Policlinico, la denuncia di Donare è Vita: “La Terapia Intensiva va potenziata”

Tutto è nato dalla morte di Raimondo Tomasello, cardiopatico in lista d’attesa di un trapianto di cuore e deceduto durante il trasporto in elisoccorso dal Policlinico di Messina a Caltagirone. L’associazione Donare è Vita lancia un campanello d’allarme, circa lo stato del reparto di Terapia Intensiva del Policlinico: “I soli 11 posti disponibili sono insufficienti a coprire l’effettivo fabbisogno di emergenza urgenza che quotidianamente si presenta nella struttura, non è possibile assistere, come avvenuto la scorsa settimana, alla morte di malati gravi costretti ad essere trasferiti in altre strutture lontane da Messina”.
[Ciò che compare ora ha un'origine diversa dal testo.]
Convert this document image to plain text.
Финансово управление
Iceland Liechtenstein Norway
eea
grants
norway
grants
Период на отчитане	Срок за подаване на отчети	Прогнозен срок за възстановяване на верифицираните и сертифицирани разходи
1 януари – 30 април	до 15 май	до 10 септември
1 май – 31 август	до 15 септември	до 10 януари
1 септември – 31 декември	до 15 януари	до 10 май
Il presidente Gaetano Alessandro sottolinea: “E’ necessario che il Policlinico provveda a consegnare quanto prima la nuova struttura di Cardiologia, afferma Gaetano Alessandro, della  quale non è dato sapere nonostante i lavori sia stati ultimati. L’attuale reparto di Cardiologia è vetusto e versa in condizioni igieniche proibitive per un locale che dovrebbe essere sterile. Inoltre manca personale infermieristico e le figure degli Operatori Socio Sanitari, nonostante personale interno al Policlinico sia stato avviato ad un corso di formazione ai fini della riqualificazione. E ancora: l’emodinamica è posta troppo distante dal Pronto Soccorso, sarebbe infatti auspicabile, continua Gaetano Alessandro, che tale struttura venisse posta proprio accanto all’emergenza urgenza o provvedere a bypassare il pronto soccorso nei casi in cui il tempo è una variabile vitale”.

Il legale dell’Associazione Donare è Vita, l’avvocato Rosa Guglielmo ha prospettato infine quelle che sono le iniziative che verranno intraprese: in particolare l’associazione, che ricordiamo lavora a stretto contatto con il Centro regionale Trapianti, provvederà a presentare un esposto che sottoporrà all’attenzione dell’assessore regionale alla Sanità, Razza, per chiedere immediati interventi. Era presente alla conferenza stampa odierna il dott. Giovanni Egitto in rappresentanza della Direzione Sanitaria del Policlinico Universitario. La dirigenza della struttura sanitaria universitaria è stato invitato ma non si è presentata all’incontro.